You know you can turn it upside down, right? Then the buttons are on the left. You can even turn it sideways. Of course, you can do that with the K3 as well . . . a thing the DX has that the K2/3 don't is a gyroscope so you can set it to rotate automatically based on the orientation of the device.


----------



## jeremy81 (Feb 27, 2009)

Okkoto86 said:


> While I like the DXG, it has a fatal flaw for me, no page turn buttons on the left hand side. The way I read, thats a deal breaker. It seams really odd to me that Amazon would leave those off? Oh well, I love my K3, and I have no practical reason for wanting the bigger size.

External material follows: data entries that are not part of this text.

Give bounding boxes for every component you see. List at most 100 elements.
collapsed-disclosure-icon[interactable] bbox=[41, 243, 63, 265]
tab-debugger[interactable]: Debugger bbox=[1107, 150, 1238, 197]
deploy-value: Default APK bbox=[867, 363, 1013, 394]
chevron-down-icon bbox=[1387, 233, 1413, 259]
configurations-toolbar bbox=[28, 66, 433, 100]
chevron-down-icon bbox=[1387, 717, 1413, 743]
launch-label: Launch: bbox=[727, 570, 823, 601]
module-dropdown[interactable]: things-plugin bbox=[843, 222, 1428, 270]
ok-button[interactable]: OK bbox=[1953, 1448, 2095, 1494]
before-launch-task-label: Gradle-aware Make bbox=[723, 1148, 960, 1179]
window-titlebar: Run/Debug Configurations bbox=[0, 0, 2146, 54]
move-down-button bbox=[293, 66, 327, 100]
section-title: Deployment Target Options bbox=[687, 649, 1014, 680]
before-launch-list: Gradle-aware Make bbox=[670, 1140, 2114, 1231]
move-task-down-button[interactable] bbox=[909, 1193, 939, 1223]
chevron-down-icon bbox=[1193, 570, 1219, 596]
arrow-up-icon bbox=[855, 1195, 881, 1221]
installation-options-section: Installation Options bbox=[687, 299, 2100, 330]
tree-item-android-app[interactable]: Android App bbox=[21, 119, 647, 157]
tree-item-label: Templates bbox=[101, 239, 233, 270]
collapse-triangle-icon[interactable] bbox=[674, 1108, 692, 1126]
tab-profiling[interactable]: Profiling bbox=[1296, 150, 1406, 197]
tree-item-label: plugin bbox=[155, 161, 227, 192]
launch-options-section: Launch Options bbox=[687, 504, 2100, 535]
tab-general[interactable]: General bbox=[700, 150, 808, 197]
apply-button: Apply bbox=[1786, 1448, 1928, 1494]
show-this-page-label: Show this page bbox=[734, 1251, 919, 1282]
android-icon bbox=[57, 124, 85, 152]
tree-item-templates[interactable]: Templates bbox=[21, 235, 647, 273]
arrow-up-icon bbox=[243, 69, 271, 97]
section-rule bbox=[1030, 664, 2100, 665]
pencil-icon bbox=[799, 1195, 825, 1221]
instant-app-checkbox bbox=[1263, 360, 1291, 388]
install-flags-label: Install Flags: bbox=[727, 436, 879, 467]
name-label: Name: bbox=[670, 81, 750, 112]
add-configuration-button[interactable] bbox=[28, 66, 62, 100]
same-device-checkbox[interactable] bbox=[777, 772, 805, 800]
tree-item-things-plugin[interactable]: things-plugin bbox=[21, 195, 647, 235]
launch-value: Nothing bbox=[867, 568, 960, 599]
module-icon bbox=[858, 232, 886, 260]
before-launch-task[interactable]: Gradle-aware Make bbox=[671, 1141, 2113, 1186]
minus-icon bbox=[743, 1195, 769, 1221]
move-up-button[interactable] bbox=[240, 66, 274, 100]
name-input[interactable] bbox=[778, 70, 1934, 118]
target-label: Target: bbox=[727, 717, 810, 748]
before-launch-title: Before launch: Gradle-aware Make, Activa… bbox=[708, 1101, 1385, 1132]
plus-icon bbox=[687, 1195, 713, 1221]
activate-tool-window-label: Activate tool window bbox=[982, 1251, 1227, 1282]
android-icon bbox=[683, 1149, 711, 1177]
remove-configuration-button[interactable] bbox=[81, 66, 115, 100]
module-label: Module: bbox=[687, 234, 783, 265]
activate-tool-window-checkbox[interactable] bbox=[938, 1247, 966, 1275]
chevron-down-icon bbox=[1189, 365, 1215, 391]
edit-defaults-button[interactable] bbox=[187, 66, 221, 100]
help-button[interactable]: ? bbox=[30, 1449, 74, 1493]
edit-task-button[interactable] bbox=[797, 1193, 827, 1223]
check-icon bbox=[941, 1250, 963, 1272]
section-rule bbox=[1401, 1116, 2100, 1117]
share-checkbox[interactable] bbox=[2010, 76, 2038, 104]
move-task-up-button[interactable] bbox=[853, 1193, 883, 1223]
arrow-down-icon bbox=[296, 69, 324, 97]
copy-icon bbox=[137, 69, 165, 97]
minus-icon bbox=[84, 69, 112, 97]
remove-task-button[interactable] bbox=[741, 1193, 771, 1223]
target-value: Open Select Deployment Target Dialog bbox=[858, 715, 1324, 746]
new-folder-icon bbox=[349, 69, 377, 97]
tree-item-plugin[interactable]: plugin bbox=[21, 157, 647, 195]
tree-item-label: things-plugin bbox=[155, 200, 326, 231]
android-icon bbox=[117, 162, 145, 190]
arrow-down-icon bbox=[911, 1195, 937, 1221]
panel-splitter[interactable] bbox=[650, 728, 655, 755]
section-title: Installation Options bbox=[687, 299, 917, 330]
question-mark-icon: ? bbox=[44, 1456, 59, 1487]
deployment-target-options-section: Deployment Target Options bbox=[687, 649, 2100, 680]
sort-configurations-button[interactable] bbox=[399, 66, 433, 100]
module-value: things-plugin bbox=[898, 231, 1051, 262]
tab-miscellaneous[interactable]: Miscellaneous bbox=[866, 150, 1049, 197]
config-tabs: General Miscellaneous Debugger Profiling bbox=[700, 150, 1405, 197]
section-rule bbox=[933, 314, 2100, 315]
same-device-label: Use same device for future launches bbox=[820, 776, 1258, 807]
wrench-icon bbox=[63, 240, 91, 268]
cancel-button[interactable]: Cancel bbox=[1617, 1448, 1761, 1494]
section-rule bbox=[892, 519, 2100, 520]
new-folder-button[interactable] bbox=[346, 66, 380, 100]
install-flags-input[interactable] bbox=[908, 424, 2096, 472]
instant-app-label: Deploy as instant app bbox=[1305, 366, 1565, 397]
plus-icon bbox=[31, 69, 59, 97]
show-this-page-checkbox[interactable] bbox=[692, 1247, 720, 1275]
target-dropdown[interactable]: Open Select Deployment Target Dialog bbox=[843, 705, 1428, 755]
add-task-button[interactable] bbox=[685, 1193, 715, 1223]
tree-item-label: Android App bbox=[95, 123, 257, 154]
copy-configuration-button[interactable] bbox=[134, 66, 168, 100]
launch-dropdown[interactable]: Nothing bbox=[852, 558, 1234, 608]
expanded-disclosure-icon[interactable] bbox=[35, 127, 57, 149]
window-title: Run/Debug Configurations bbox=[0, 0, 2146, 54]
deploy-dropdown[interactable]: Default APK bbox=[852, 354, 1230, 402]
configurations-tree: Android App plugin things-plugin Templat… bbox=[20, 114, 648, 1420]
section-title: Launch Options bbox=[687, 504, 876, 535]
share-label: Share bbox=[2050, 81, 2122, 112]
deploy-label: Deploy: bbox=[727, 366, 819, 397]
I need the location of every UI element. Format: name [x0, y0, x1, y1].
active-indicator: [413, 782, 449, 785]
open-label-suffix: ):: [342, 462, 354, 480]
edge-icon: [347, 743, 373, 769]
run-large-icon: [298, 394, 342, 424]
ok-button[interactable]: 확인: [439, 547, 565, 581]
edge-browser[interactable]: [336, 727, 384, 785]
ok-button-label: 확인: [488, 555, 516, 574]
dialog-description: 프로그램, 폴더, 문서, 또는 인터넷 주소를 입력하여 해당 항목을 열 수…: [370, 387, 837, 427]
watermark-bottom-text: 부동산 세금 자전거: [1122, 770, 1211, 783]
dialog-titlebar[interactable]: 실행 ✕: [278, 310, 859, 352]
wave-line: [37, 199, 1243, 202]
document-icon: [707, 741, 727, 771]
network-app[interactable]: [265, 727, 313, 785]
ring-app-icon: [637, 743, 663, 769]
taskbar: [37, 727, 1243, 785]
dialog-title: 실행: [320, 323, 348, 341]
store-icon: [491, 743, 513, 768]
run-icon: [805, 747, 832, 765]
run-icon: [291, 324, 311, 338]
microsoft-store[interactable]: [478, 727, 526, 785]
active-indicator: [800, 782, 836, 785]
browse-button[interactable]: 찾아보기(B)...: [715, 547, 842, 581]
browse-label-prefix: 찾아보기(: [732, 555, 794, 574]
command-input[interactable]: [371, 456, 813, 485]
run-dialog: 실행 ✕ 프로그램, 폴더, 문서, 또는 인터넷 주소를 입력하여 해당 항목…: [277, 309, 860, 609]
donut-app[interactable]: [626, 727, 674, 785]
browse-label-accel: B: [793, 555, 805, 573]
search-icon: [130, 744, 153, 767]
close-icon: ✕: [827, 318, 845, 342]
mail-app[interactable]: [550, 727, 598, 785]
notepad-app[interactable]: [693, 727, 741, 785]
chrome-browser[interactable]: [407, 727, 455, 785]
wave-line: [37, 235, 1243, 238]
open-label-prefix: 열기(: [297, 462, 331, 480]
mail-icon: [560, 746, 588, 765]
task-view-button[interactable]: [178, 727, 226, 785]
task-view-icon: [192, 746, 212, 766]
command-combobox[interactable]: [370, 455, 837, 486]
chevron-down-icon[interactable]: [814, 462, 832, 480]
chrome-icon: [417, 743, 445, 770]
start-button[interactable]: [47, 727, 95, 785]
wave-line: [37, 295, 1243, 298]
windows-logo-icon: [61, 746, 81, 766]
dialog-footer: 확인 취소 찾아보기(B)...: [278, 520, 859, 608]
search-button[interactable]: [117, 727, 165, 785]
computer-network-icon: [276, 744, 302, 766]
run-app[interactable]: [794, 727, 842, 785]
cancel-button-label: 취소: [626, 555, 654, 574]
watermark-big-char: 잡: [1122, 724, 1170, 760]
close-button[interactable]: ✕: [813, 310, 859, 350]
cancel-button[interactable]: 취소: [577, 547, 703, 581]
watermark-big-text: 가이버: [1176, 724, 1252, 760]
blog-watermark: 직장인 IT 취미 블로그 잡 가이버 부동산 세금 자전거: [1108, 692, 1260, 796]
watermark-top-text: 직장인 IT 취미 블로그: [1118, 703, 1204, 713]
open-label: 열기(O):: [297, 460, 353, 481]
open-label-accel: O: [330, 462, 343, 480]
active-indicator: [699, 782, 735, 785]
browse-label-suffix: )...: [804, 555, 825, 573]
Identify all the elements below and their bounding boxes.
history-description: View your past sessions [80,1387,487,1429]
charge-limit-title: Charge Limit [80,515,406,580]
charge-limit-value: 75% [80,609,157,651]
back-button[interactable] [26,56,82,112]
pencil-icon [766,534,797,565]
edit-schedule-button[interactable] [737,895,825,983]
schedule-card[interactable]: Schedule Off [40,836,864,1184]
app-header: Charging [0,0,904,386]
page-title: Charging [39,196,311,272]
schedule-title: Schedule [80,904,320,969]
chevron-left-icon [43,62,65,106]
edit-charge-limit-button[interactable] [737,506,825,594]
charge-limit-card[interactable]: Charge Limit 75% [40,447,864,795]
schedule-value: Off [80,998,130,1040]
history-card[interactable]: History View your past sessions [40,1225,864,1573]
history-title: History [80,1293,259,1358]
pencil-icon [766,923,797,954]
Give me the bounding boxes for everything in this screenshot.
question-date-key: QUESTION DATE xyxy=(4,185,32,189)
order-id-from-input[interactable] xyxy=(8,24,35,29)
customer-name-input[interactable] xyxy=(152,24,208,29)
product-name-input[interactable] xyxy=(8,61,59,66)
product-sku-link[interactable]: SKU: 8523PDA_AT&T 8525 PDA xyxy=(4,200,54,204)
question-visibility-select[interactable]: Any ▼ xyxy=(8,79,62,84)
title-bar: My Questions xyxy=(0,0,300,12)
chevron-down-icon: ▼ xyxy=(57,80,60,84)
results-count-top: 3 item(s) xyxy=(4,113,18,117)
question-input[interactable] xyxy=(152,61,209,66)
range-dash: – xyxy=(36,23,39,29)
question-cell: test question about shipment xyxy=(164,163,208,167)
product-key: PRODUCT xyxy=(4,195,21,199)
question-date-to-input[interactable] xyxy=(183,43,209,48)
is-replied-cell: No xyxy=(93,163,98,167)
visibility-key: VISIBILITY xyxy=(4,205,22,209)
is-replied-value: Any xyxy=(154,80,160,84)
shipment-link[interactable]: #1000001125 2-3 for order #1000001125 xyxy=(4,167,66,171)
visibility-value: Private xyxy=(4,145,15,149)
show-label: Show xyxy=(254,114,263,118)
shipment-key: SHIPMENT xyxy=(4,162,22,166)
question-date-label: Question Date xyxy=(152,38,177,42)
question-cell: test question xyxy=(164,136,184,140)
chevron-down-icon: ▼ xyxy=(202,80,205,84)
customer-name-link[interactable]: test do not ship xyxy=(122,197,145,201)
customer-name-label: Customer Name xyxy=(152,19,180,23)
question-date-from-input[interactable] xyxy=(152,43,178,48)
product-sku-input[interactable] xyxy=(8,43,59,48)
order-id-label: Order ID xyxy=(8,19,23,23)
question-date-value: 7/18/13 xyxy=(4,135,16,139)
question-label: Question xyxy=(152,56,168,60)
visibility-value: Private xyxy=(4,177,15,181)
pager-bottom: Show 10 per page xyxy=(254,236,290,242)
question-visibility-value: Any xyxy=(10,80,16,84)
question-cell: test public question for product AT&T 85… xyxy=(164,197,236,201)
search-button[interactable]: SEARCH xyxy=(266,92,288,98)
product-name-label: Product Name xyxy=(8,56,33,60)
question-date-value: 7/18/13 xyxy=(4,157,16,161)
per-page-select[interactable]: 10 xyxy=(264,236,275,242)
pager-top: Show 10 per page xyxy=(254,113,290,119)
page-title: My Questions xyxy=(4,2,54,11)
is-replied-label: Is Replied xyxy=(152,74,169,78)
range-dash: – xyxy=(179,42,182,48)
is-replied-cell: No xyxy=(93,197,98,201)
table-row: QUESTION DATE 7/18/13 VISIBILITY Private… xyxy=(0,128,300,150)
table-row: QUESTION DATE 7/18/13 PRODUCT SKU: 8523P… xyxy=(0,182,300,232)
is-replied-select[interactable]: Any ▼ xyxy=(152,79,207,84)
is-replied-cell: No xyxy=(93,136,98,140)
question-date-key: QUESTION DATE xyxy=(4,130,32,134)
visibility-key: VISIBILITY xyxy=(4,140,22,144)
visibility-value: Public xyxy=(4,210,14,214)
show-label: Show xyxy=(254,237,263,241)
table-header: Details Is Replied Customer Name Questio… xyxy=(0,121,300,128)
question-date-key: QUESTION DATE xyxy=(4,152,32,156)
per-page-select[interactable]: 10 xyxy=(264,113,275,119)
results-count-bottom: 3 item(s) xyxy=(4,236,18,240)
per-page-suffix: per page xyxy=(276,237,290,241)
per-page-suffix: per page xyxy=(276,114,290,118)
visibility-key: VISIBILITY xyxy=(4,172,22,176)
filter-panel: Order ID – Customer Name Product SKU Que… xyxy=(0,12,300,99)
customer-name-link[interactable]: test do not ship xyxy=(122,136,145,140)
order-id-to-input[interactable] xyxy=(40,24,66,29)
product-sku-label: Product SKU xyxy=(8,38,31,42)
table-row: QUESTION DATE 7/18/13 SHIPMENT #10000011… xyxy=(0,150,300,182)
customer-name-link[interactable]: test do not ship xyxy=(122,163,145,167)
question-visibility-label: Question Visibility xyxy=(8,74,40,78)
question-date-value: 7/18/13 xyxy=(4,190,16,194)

I agree on that one. I do miss the page turn buttons from the K3. Like mentioned above you can rotate it if you want to use the buttons with your left hand which I sometimes do.


----------



## Toby (Nov 25, 2008)

I got my Graphite DX last July, & I forgot that I can just turn the thing & then have the buttons on the left side. LOL! Would make it easier to press the buttons while eating. I also wish that the buttons were on both sides. Also, the buttons, for me, are harder to press on the K2 & the DX. CONTRAST - The K3 has a font that I love, so it makes the letters darker & thicker than the DX lettering. I would love that font on my DX. Presently, I use the DX more for the TTS, (it's louder than the K2 & K3), than for reading. I use my K3 more for reading. I take the K3 out with me & I read the K3 in bed, because of the size. The DX stays home. End result is that I use both & so I am glad that I did buy the DX, even though it costs more.


----------